2. Compared with CA + BPNN and LSTM, the combination of CA and LSTM considering spatial and temporal information improves prediction accuracy by approximately 5%–10%.

3. Variable importance analysis shows that temporal data are the most important in prediction, and natural data are the least important. The order of hours has the highest importance of temporal data in all variables. In the spatial category, housing-related variables are more important. In addition, types of precipitation contribute the most to predictions in the natural category.

The outcomes of this research can provide the basis for improving the accuracy of population distribution prediction and help in variable selection for further research. In contrast with prior deep learning-based population prediction models, the mechanism and outcomes of this study can be explained. This work can also provide a guidance on the type of data that should be prioritised in population distribution prediction. The proposed model approves that the combination of model-based and machine learning methods improves the prediction performance of population distribution. The evolutionary mechanism makes CA suitable for predicting population distribution and LSTM learn the complex transition rule. A variable importance analysis quantifies the importance of influencing factors introduced in previous studies.

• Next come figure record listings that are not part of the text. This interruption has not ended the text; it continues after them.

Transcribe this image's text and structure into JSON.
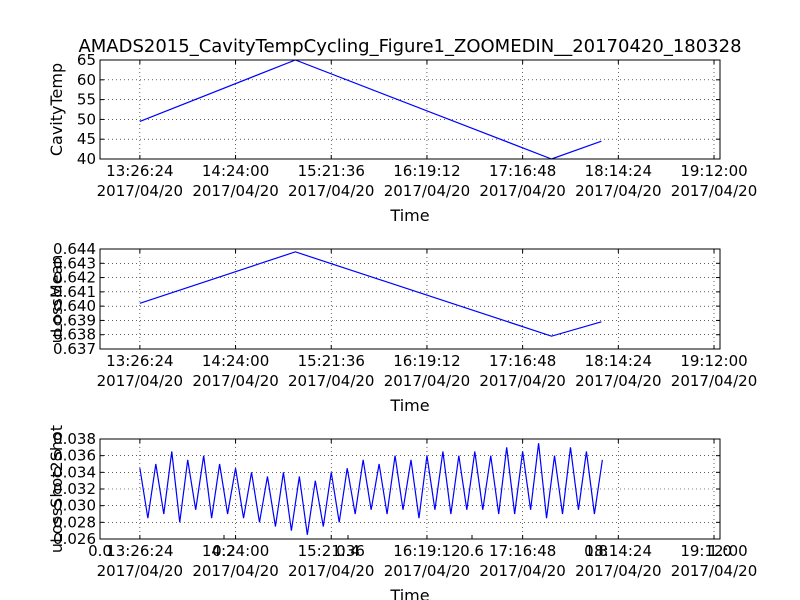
{
  "chart_data": [
    {
      "type": "line",
      "title": "AMADS2015_CavityTempCycling_Figure1_ZOOMEDIN__20170420_180328",
      "ylabel": "CavityTemp",
      "xlabel": "Time",
      "x": [
        13.44,
        15.0,
        17.57,
        18.07
      ],
      "values": [
        49.5,
        65,
        40,
        44.5
      ],
      "color": "#0000ff",
      "xlim": [
        13.04,
        19.26
      ],
      "xticks": [
        {
          "value": 13.44,
          "label": "13:26:24\n2017/04/20"
        },
        {
          "value": 14.4,
          "label": "14:24:00\n2017/04/20"
        },
        {
          "value": 15.36,
          "label": "15:21:36\n2017/04/20"
        },
        {
          "value": 16.32,
          "label": "16:19:12\n2017/04/20"
        },
        {
          "value": 17.28,
          "label": "17:16:48\n2017/04/20"
        },
        {
          "value": 18.24,
          "label": "18:14:24\n2017/04/20"
        },
        {
          "value": 19.2,
          "label": "19:12:00\n2017/04/20"
        }
      ],
      "ylim": [
        40,
        65
      ],
      "yticks": [
        40,
        45,
        50,
        55,
        60,
        65
      ],
      "grid": true
    },
    {
      "type": "line",
      "ylabel": "uLossMean",
      "xlabel": "Time",
      "x": [
        13.44,
        15.0,
        17.57,
        18.07
      ],
      "values": [
        0.6402,
        0.6438,
        0.6379,
        0.6389
      ],
      "color": "#0000ff",
      "xlim": [
        13.04,
        19.26
      ],
      "xticks": [
        {
          "value": 13.44,
          "label": "13:26:24\n2017/04/20"
        },
        {
          "value": 14.4,
          "label": "14:24:00\n2017/04/20"
        },
        {
          "value": 15.36,
          "label": "15:21:36\n2017/04/20"
        },
        {
          "value": 16.32,
          "label": "16:19:12\n2017/04/20"
        },
        {
          "value": 17.28,
          "label": "17:16:48\n2017/04/20"
        },
        {
          "value": 18.24,
          "label": "18:14:24\n2017/04/20"
        },
        {
          "value": 19.2,
          "label": "19:12:00\n2017/04/20"
        }
      ],
      "ylim": [
        0.637,
        0.644
      ],
      "yticks": [
        0.637,
        0.638,
        0.639,
        {
          "value": 0.64,
          "label": "0.640"
        },
        0.641,
        0.642,
        0.643,
        0.644
      ],
      "grid": true
    },
    {
      "type": "line",
      "ylabel": "uLossShot2Shot",
      "xlabel": "Time",
      "x": [
        13.44,
        13.52,
        13.6,
        13.68,
        13.76,
        13.84,
        13.92,
        14.0,
        14.08,
        14.16,
        14.24,
        14.32,
        14.4,
        14.48,
        14.56,
        14.64,
        14.72,
        14.8,
        14.88,
        14.96,
        15.04,
        15.12,
        15.2,
        15.28,
        15.36,
        15.44,
        15.52,
        15.6,
        15.68,
        15.76,
        15.84,
        15.92,
        16.0,
        16.08,
        16.16,
        16.24,
        16.32,
        16.4,
        16.48,
        16.56,
        16.64,
        16.72,
        16.8,
        16.88,
        16.96,
        17.04,
        17.12,
        17.2,
        17.28,
        17.36,
        17.44,
        17.52,
        17.6,
        17.68,
        17.76,
        17.84,
        17.92,
        18.0,
        18.08
      ],
      "values": [
        0.0345,
        0.0285,
        0.035,
        0.029,
        0.0365,
        0.028,
        0.0355,
        0.0295,
        0.036,
        0.0285,
        0.035,
        0.029,
        0.0345,
        0.0285,
        0.034,
        0.028,
        0.0335,
        0.0275,
        0.034,
        0.027,
        0.0335,
        0.0265,
        0.033,
        0.0275,
        0.034,
        0.028,
        0.0345,
        0.029,
        0.0355,
        0.0295,
        0.035,
        0.029,
        0.036,
        0.0295,
        0.0355,
        0.0285,
        0.036,
        0.0295,
        0.0365,
        0.029,
        0.036,
        0.0295,
        0.0365,
        0.0295,
        0.036,
        0.029,
        0.037,
        0.029,
        0.0365,
        0.0295,
        0.0375,
        0.0285,
        0.036,
        0.029,
        0.037,
        0.0295,
        0.0365,
        0.029,
        0.0355
      ],
      "color": "#0000ff",
      "xlim": [
        13.04,
        19.26
      ],
      "xticks": [
        {
          "value": 13.44,
          "label": "13:26:24\n2017/04/20"
        },
        {
          "value": 14.4,
          "label": "14:24:00\n2017/04/20"
        },
        {
          "value": 15.36,
          "label": "15:21:36\n2017/04/20"
        },
        {
          "value": 16.32,
          "label": "16:19:12\n2017/04/20"
        },
        {
          "value": 17.28,
          "label": "17:16:48\n2017/04/20"
        },
        {
          "value": 18.24,
          "label": "18:14:24\n2017/04/20"
        },
        {
          "value": 19.2,
          "label": "19:12:00\n2017/04/20"
        }
      ],
      "x2lim": [
        0,
        1
      ],
      "x2ticks": [
        {
          "value": 0,
          "label": "0.0"
        },
        0.2,
        0.4,
        0.6,
        0.8,
        {
          "value": 1,
          "label": "1.0"
        }
      ],
      "ylim": [
        0.026,
        0.038
      ],
      "yticks": [
        0.026,
        0.028,
        {
          "value": 0.03,
          "label": "0.030"
        },
        0.032,
        0.034,
        0.036,
        0.038
      ],
      "grid": true
    }
  ]
}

Although the proposed model shows satisfying performance, RMSE and MAE are larger than 2, which needs to be improved. Variable importance analysis shows that temporal information is the most important. Thus, more temporal information should be extracted to improve the performance. Feature extraction methods such as time-field and frequency-field analysis can be attempted to obtain time signatures of population distribution, which reflect temporal changes and population distribution patterns. They can be added in the model for future improvement. Mobile signalling is not a fully accurate estimation of population distribution, its accuracy can be affected by network failing and frequent phone using, government statistics such as mobile phone user proportion and average daily mobile phone usage will be used for calibration. The study only focuses on Milan as case study. Improving the generalisation capability of the model to achieve similar performance on other cities is important. In the study, the model should be trained again when it is used for other cities, which require high computation resources. Thus, transfer learning mechanisms such as fine-tunning can be added on LSTM in the proposed model in the future.

Data availability statement

The authors confirm that the data supporting the findings of this study are available within the article.

Disclosure statement

No potential conflict of interest was reported by the author(s).